結局3ヶ所皆縫うことになり、一部始終を見てましたが、結構退屈するので、切り傷というのはインドネシア語で何と言うの?と聞いたら、Terpotongとの答えです。
potongは切るですしpotong(切る)+rambut(髪の毛)で床屋ですから、terが付くと「切れてる」=切り傷 かなとは理解できるのですが、逆にそんな簡単な言葉でいいの?って、余計なことですが心配になってしまいました。

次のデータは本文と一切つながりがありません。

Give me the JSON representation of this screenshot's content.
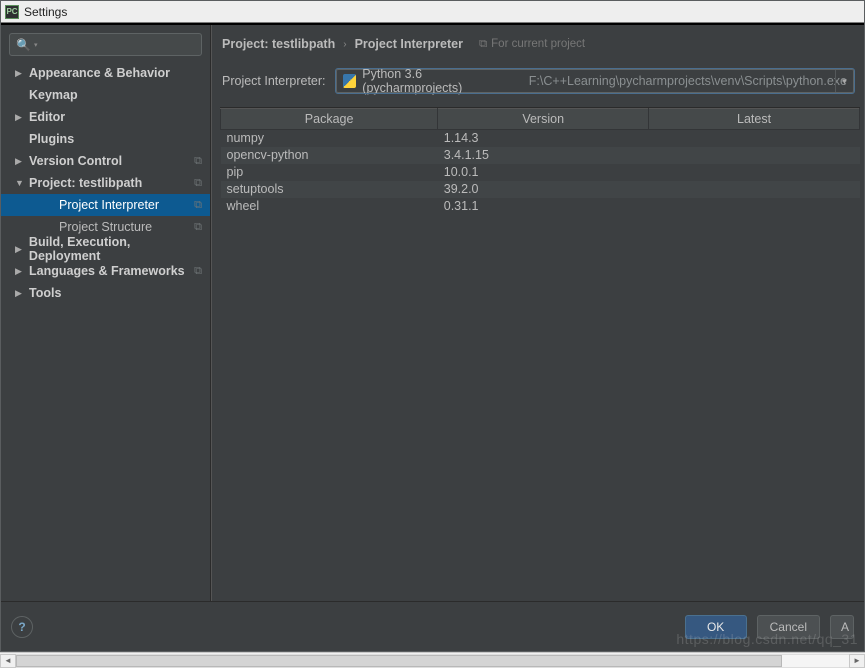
{
  "titlebar": {
    "app_icon_text": "PC",
    "title": "Settings"
  },
  "sidebar": {
    "search_placeholder": "",
    "items": [
      {
        "label": "Appearance & Behavior",
        "arrow": "right",
        "bold": true
      },
      {
        "label": "Keymap",
        "arrow": "none",
        "bold": true
      },
      {
        "label": "Editor",
        "arrow": "right",
        "bold": true
      },
      {
        "label": "Plugins",
        "arrow": "none",
        "bold": true
      },
      {
        "label": "Version Control",
        "arrow": "right",
        "bold": true,
        "icon": true
      },
      {
        "label": "Project: testlibpath",
        "arrow": "down",
        "bold": true,
        "icon": true
      },
      {
        "label": "Project Interpreter",
        "arrow": "none",
        "bold": false,
        "child": true,
        "selected": true,
        "icon": true
      },
      {
        "label": "Project Structure",
        "arrow": "none",
        "bold": false,
        "child": true,
        "icon": true
      },
      {
        "label": "Build, Execution, Deployment",
        "arrow": "right",
        "bold": true
      },
      {
        "label": "Languages & Frameworks",
        "arrow": "right",
        "bold": true,
        "icon": true
      },
      {
        "label": "Tools",
        "arrow": "right",
        "bold": true
      }
    ]
  },
  "breadcrumb": {
    "part1": "Project: testlibpath",
    "sep": "›",
    "part2": "Project Interpreter",
    "hint": "For current project"
  },
  "interpreter": {
    "label": "Project Interpreter:",
    "name": "Python 3.6 (pycharmprojects)",
    "path": "F:\\C++Learning\\pycharmprojects\\venv\\Scripts\\python.exe"
  },
  "table": {
    "headers": {
      "package": "Package",
      "version": "Version",
      "latest": "Latest"
    },
    "rows": [
      {
        "package": "numpy",
        "version": "1.14.3",
        "latest": ""
      },
      {
        "package": "opencv-python",
        "version": "3.4.1.15",
        "latest": ""
      },
      {
        "package": "pip",
        "version": "10.0.1",
        "latest": ""
      },
      {
        "package": "setuptools",
        "version": "39.2.0",
        "latest": ""
      },
      {
        "package": "wheel",
        "version": "0.31.1",
        "latest": ""
      }
    ]
  },
  "footer": {
    "help": "?",
    "ok": "OK",
    "cancel": "Cancel",
    "apply_cut": "A"
  },
  "watermark": "https://blog.csdn.net/qq_31",
  "arrows": {
    "right": "▶",
    "down": "▼"
  }
}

若いお医者さんはなかなかダンディーで、真っ白なブレザーを着ていましたが、そんなに器用でもないらしく、もしかすると私の方がうまくやれるかな?などと思いながら、3ヶ所の傷を縫ってもらいました。


(ガラスで切った箇所 包帯を取った後も一番大きな傷跡は盛り上がっていてぶつかると結構痛かった)

1週間後に抜糸、医者が抜き取り損ねた糸は、その後自分でピンセットで2本ほど抜きました。
2週間でほぼ包帯も取れて直りましたが、炊事お風呂洗顔という場面で、左手なのに結構不自由でした。
包帯をしている私を見て、皆さん「どうしたの?」って訊いてくれるので、「左手で女の子に触ったらガブリと噛まれたの」、と答えてお茶を濁していました。
この怪我でかかった全費用は、日本円換算約1万3千円で、現地の人の1ヶ月分の給料くらいです。それにしてもガラスというのは、意外と割れないと言う教訓を得ました。